“What is it like to live with Charcot-Marie-Tooth?”
That is a good question that usually doesn’t come with a clear answer.
CMT affects nearly 1 in every 2500 people in the United States and 2.6 million people worldwide, yet it remains a relatively unknown and misunderstood disease. Furthermore, those living with CMT often struggle to accurately explain what it’s like to live with the progressive, hereditary disorder.
Allison Moore, CEO of the Hereditary Neuropathy Foundation (HNF), wanted to solve this problem for CMT patients, their families, and the medical community.
The answer was to commission HNF’s first Quality of Life research study about what it’s like to live with CMT. While quantitative research is critical to obtaining knowledge related to more effective treatment outcomes, it doesn’t speak to the experience of what it’s like to actually live with CMT.
The study is a collection of over 80 intimate and candid interviews, painting a vivid picture of those living with CMT. These interviews brought to light a range of different experiences: from devastating and heart-wrenching, to courageous and inspiring.
The goal of our Essential Guide is to help CMT patients learn more about how the disease affects others and help educate health professionals about some lesser-known symptoms, emotions, and experiences of people with CMT.
In this guide, you will learn about:
- The physical, emotional, and social effects of living with CMT.

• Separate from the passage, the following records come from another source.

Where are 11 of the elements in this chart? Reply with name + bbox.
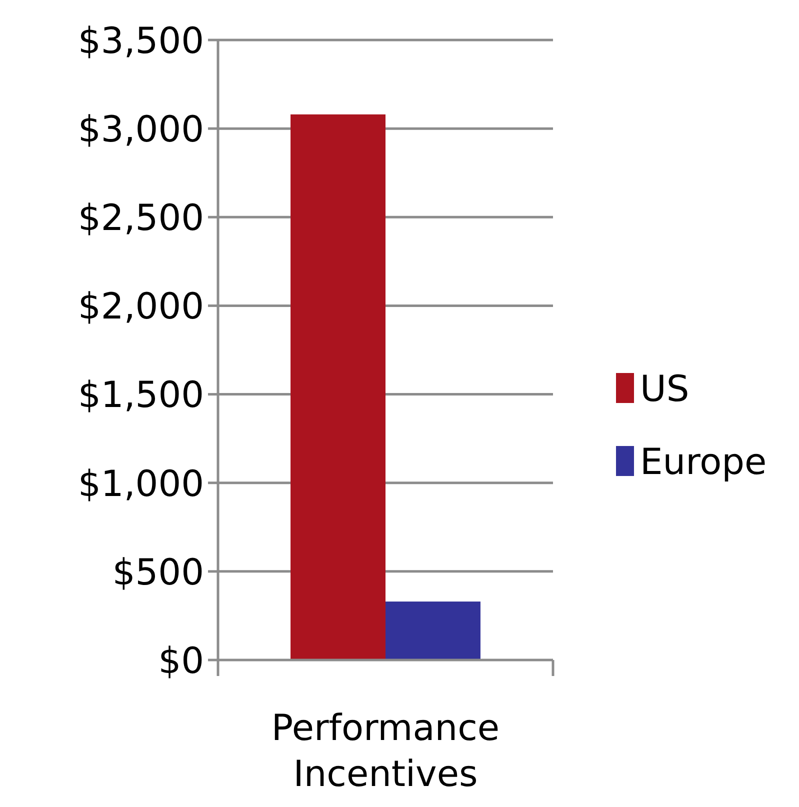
y-tick-label: $3,500: [78, 20, 204, 62]
y-tick-label: $3,000: [78, 110, 204, 151]
legend-label: US: [640, 368, 690, 410]
y-tick-label: $1,500: [78, 375, 204, 416]
y-tick-label: $500: [112, 552, 204, 594]
legend-label: Europe: [640, 442, 767, 483]
x-tick-label: Performance Incentives: [271, 708, 500, 795]
y-tick-label: $2,500: [78, 198, 204, 240]
y-tick-label: $2,000: [78, 286, 204, 328]
y-tick-label: $1,000: [78, 464, 204, 505]
y-tick-label: $0: [158, 640, 204, 682]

- How delayed diagnosis, incorrect diagnosis, and lack of knowledge by physicians affect CMT patients.
- Attitudes and coping methods.
- Intervention and treatments.
- Making positive changes.
CMT still lurks in the shadows for much of the general public. One of our most important missions at HNF is to show people what it’s like to live with Charcot-Marie-Tooth (CMT). We hope this guide serves as your foundation of hope, education, and inspiration.
Download your FREE copy of our guide HERE.
Thank you for the information
I have just been diagnosed recently with CMT at age 65. I am now having more bladder issues then ever before now knowing why three surgeries never took. I’m having releasing my urine. It’s starting to release so slow then maybe one day later it’s normal. I just get so frustrated not knowing why it’s so back in forth at times.
I also am dealing with this beginning at age 62. Bladder incontinence almost daily as well as occasional bowel incontinence (depending on type of foods). I agree that it is so very frustrating!! This disease just wreaks havoc on our entire body!! I hope your progression is slow.
I also have cmt since my mid 50s .I am 69 and have for the last year been having the same problem. It is frustrating but I just wear a pad for leaks which is not often . I haven’t spoke to my doctor yet .but it’s just good to know I’m not the only one.thanks for letting people know.
Hello I just found out my son of 5 has cmt what can I as a parent do for him my heart is breaking tonight. I just want him to have a normal life without this challenges he also as speech apraxia so this is not so nice. I wish I can help him. If anyone can please give me advice or anything please talk to me.
Hi Antoinette, our son who is five (I see your son is probably 7 now) also has CMT. Yes, it is heartbreaking, but yes we can give them good lives! I wonder how you and he are doing now that two years have passed. I hope things are good.
I would really like to be able to talk with the parents of small children diagnosed with CMT. My concern (tons of concerns) is that I understand the emotional issues she might be having. Additionally some suggestions for talking positively with my 4 year old granddaughter and perhaps her friends. We are seeing behaviors concerning eating, bladder control as well as other issues that we are being told are symptomatic and question that. Of course we question all. If anyone in Southern California has good pediatric CMT care providers (in Los Angeles /Long Beach and or Pasadena areas I NEED SOME REFERRALS from the community.
This is the most important thing in my life and I will not stop until awareness is poked, hard and I can be a part of helping ALL those, particularly children living and living well with this disease.
In these early stages of diagnosis etc. I again would really appreciate any feedback but the referral to good Pediatric care is essential
Thank you for your comment. I think it would be beneficial for you to post in the Inspire Community to help answer your questions. https://www.inspire.com/groups/charcot-marie-tooth-cmt/ We are working on a Health Care Provider Directory that will be a great resource for you and others in our community to find doctors in your area. Keep checking back at http://www.hnf-cure.org for updates.
My wife, her younger sister (who lives with us) and their older brother, all have CMT. They come from a large, extended family. An older sister shows no signs of CMT. At family gatherings, it is amazing to see so many people with physical signs of CMT. Most (if not all) are 2nd and 3rd generation of Icelandic heritage. Most have grown up and still reside in Western Washington state. My wife has 4 children in their 30’s and 40’s and so far none show signs of CMT.